Surveillance camera video from outside Hollis Slade’s Marlboro County home shows Ricky Gardner carrying a plastic container from the home and loading it into his truck. Slade died the day before and his wife, who suffers from severe dementia, was inside the home at the time. (Source: Hollis Slade Estate)

We contacted Tammy Bullock late Friday to ask whether she had an attorney representing her on the new charge. Bullock did not respond as of the posting of this report. We also contacted Charlotte Green by phone.

“Go f–k yourself, man,” Green told QCN’s Chief Investigator Jody Barr in the call. Green hung up before we could ask about her attorney situation.

Bullock was charged with pointing and presenting a firearm in February 2021 – just days after Slade’s death – stemming from an incident involving her roommate.
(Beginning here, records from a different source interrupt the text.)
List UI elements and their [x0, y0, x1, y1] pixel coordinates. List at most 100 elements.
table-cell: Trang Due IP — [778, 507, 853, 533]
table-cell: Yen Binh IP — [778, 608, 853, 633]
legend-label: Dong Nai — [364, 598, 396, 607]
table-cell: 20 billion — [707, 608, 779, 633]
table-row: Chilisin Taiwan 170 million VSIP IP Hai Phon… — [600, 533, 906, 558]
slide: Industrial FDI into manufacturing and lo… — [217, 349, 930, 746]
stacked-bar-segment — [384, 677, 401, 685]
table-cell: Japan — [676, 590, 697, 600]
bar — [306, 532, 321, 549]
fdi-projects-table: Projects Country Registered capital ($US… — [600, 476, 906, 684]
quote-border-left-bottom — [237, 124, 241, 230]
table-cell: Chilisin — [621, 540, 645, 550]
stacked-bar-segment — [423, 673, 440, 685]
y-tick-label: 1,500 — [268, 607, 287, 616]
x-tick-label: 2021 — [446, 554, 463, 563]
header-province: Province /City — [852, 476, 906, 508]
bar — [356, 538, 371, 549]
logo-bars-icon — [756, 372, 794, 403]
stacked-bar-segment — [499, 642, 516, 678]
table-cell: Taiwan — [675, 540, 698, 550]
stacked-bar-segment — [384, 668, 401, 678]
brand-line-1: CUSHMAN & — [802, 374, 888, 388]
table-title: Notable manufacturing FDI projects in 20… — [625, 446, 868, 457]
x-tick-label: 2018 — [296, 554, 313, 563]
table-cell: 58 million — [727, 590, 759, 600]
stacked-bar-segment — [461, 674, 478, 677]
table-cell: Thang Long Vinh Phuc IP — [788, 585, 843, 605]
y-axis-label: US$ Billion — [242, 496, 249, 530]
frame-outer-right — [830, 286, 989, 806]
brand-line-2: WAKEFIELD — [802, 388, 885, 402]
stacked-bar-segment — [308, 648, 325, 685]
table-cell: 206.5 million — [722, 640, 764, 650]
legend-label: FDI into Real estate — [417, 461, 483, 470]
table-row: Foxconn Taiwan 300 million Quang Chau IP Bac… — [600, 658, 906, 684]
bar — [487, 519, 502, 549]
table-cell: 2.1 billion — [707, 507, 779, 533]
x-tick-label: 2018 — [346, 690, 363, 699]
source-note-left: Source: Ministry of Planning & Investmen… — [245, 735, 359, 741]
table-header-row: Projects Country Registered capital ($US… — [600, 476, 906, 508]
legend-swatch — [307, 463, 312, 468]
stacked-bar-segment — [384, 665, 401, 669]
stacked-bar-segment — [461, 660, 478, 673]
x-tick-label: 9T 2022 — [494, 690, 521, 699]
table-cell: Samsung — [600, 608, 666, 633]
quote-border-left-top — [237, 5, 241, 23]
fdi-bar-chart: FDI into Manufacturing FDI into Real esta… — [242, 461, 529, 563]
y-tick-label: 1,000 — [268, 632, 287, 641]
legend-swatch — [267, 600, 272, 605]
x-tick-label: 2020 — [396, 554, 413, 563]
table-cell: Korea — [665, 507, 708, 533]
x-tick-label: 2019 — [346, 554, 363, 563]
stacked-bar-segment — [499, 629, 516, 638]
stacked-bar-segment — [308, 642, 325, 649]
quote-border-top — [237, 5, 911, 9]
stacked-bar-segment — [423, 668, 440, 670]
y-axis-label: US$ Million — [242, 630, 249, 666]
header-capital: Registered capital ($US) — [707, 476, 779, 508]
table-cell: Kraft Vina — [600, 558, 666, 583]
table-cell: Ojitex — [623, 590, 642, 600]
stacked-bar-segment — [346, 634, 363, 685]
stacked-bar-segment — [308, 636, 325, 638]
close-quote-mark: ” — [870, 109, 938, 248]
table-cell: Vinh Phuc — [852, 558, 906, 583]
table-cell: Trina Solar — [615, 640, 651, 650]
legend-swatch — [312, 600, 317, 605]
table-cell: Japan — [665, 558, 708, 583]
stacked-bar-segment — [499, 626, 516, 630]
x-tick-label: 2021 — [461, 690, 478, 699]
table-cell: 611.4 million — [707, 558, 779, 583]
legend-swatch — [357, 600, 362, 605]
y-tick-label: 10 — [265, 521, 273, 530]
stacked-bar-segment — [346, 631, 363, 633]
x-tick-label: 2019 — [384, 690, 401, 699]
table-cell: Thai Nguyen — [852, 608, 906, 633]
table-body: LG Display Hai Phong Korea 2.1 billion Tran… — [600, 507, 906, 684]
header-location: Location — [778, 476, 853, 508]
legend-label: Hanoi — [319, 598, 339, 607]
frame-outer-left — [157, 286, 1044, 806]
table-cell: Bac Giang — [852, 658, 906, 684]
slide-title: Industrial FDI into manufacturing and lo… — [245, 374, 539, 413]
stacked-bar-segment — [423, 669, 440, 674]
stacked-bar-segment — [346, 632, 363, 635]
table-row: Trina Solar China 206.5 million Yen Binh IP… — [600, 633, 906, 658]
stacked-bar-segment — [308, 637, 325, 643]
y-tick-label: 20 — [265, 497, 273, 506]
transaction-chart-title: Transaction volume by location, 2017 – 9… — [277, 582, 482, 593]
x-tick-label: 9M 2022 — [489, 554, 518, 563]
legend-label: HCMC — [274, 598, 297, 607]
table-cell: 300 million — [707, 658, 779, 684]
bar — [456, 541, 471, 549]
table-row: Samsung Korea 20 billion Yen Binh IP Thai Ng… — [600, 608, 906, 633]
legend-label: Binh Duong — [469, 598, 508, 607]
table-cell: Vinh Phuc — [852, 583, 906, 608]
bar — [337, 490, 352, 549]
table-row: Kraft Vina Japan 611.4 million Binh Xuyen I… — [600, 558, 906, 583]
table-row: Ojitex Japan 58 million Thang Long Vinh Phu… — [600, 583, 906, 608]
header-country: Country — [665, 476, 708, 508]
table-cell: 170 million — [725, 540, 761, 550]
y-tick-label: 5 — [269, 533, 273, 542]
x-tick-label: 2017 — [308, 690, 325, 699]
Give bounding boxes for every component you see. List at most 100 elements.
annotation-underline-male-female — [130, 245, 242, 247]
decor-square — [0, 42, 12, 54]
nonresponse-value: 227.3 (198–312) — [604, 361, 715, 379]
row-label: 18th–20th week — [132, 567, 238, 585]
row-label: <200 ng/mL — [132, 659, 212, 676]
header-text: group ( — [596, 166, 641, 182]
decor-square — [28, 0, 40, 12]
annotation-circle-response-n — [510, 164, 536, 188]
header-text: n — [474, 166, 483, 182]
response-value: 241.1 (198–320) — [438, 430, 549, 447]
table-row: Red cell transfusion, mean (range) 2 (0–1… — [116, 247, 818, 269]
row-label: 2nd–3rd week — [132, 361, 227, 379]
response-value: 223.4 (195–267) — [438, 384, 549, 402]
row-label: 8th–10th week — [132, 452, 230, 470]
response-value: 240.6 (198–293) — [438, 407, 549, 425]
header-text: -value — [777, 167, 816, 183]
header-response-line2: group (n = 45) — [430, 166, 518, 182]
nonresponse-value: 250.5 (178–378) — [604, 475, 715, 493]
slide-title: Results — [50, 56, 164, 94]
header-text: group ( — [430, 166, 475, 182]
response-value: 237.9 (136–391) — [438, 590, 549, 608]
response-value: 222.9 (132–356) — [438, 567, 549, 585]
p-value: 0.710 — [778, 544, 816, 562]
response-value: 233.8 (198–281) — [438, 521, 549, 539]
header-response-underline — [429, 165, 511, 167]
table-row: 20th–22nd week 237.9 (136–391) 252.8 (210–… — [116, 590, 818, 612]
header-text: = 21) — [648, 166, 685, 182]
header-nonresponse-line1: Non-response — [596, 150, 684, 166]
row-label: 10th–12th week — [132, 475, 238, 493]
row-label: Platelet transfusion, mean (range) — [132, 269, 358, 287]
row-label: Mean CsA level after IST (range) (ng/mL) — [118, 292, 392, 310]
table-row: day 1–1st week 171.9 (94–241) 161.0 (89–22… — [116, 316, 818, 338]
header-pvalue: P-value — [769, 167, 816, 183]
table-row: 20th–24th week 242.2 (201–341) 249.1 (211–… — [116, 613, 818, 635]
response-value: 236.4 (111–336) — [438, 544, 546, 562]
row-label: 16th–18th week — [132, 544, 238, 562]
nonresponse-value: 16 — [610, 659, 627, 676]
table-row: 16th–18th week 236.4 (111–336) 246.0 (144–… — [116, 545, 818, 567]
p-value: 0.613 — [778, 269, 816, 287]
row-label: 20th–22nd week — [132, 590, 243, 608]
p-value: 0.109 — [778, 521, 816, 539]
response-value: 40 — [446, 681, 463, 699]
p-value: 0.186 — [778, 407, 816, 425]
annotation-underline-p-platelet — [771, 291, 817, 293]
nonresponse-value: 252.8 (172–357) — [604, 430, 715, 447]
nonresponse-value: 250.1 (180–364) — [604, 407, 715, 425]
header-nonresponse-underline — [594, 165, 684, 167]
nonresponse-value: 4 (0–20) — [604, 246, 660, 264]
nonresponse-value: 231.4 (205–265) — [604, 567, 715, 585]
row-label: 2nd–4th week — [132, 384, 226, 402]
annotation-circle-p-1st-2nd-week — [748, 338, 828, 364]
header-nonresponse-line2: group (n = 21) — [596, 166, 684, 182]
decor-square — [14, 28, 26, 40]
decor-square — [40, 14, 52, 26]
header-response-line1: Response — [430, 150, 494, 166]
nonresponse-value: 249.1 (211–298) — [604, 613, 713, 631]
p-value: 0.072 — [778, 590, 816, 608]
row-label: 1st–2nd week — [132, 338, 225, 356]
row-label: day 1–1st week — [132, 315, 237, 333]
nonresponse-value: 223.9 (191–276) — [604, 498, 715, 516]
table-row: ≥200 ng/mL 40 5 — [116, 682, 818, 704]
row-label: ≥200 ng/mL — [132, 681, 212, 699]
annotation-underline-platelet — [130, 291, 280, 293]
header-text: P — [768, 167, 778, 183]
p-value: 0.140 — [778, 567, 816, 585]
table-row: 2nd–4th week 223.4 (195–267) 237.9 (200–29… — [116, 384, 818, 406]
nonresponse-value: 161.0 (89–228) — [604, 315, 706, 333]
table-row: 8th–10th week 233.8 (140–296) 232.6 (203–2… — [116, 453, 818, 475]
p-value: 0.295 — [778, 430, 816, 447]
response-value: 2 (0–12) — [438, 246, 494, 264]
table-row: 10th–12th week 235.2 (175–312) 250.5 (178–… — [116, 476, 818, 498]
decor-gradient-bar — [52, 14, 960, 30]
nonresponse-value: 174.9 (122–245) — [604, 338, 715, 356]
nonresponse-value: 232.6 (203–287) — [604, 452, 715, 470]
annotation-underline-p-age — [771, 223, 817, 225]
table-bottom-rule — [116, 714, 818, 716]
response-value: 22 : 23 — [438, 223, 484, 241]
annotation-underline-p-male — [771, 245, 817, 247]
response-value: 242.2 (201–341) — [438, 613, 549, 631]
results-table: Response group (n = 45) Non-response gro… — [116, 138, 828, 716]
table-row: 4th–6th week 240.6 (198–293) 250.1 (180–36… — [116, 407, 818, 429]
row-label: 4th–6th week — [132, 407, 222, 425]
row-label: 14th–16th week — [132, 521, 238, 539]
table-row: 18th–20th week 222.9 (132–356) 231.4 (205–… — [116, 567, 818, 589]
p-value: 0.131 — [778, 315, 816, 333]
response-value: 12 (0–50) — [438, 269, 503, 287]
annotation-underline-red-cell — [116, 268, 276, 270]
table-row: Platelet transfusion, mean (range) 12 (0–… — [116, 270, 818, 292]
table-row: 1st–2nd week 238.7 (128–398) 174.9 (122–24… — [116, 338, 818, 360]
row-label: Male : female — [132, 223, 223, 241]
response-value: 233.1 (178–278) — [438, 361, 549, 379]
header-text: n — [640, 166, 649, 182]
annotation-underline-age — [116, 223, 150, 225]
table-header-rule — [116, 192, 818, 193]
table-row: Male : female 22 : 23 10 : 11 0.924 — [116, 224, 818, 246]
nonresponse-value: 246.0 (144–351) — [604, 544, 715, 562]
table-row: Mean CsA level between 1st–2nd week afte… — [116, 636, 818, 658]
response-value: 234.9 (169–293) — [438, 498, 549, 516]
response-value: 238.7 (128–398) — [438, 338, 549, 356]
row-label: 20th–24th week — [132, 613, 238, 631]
That gun charge was initially filed under a Bennettsville city ordinance, but the police department later charged Bullock under the state’s pointing and presenting statute in October 2021.

The AG’s office took over that prosecution but has never set a court date, despite Bullock’s attorney filing a motion to dismiss in December 2021. Bullock’s weapon charge is still pending with no action in the case in the past 19 months.

As soon as we can access the charging documents in the case, we’ll update our reporting.